Here are seven common myths about diabetes and the truth about each one.
Myth # 1: Eating too much sugar causes diabetes.
Type 1 diabetes is believed to be caused
by a mix of genetic, immune and possibly environmental factors. Although researchers have identified some patterns, the root cause of type 1 diabetes is still unclear. But we know for certain it is not caused by an excess intake of sugar. Having an immediate family member with type 1 diabetes also increases the risk of diabetes.
Myth # 2: Having type 1 diabetes greatly restricts the type and amount of foods you can eat, especially foods with sugar.
People with diabetes can eat virtually any food they want as long as they mindful of portion sizes.
The more carbohydrates
eaten, the more blood glucose will rise.
Some foods raise blood sugar faster than others, according to the glycemic index.
A healthy meal plan for people with diabetes is the same for those without diabetes: mostly vegetables, fruits, whole grains and lean meats with modest amounts of salt and sugar.
Myth # 3: A person with type 1 should mostly eat sugar free foods.
Most "diabetic" and "dietetic" foods are highly processed and offer no special benefit. In fact, many "sugar-free" foods,
such as pastries, cookies and other snacks, are high in fat. Most of these products will still raise blood glucose levels and can also have a laxative effect if they contain sugar alcohols.
Your better choices are whole foods that have not been processed because they provide more nutrients.
Myth # 4: Taking insulin cures diabetes.
People with type 1 diabetes take insulin
because their pancreas no longer makes enough insulin to keep their body functioning properly. Without their daily injections they would not be able to live. So insulin is a needed medicine, but it is not a cure. There is progress toward finding a cure but to date there is no cure for diabetes.
Myth # 5: Only children get type 1 diabetes.

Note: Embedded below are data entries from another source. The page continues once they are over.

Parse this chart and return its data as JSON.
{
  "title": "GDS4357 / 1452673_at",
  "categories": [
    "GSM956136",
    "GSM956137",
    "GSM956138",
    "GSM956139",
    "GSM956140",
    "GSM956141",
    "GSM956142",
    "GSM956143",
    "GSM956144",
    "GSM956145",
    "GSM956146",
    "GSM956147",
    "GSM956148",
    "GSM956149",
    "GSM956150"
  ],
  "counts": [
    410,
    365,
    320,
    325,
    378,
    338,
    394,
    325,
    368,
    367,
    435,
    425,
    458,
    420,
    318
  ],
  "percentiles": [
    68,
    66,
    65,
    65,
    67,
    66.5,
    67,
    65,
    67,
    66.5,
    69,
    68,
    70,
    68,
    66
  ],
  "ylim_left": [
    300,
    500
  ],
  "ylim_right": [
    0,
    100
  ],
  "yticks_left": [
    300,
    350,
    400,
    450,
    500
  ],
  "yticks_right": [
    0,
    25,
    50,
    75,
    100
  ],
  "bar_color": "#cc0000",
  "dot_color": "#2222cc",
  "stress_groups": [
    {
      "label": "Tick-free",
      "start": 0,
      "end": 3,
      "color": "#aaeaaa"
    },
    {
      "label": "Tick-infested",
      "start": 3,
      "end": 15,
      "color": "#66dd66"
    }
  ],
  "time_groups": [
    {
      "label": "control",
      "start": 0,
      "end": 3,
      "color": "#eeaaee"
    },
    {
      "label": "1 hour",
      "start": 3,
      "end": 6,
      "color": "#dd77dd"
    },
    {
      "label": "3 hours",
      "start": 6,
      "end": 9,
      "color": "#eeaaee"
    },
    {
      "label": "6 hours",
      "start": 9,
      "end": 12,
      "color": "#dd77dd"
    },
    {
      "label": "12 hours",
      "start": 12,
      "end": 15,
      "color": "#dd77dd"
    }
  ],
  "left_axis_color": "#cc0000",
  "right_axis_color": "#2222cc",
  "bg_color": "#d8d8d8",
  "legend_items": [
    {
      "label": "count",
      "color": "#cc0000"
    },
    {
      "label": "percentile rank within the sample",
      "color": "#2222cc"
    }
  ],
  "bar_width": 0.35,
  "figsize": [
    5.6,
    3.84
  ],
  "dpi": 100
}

Though the majority of those diagnosed with type 1 are children and adolescents, anyone can develop type 1 diabetes at any age. But increasing numbers of children and teens are also being diagnosed with type 2 diabetes (where the body still makes some insulin) due to the epidemic of obesity among young people today.
Myth # 6: Eventually every person with type 1 will get health complications from having diabetes.
It is true that the longer you have diabetes the greater the risk of having one or more complications
that affect your heart, blood vessels, eyes, kidneys or nerves. But complications are not inevitable. Long-term studies
have conclusively shown that keeping blood sugar levels in tight control can significantly reduce the risk of developing complications. Though there is no guarantee, good glucose control is your best weapon for fighting future complications.
Myth # 7: People with diabetes can feel when their blood sugar levels go high or low.
Though the extremes of blood sugar swings
from low (hypoglycemia) to high (hyperglycemia) can be felt to some degree, you do not want to rely on your bodily sensations alone to manage your diabetes. The only reliable way to know what your blood sugar is at any given time is to check your blood glucose
on a regular basis, especially before eating and insulin injections. One of the complications that can diminish your ability to sense low blood sugar is a condition called hypoglycemia unawareness.
If your blood glucose is chronically high you can lose your ability to sense when your blood sugar goes low.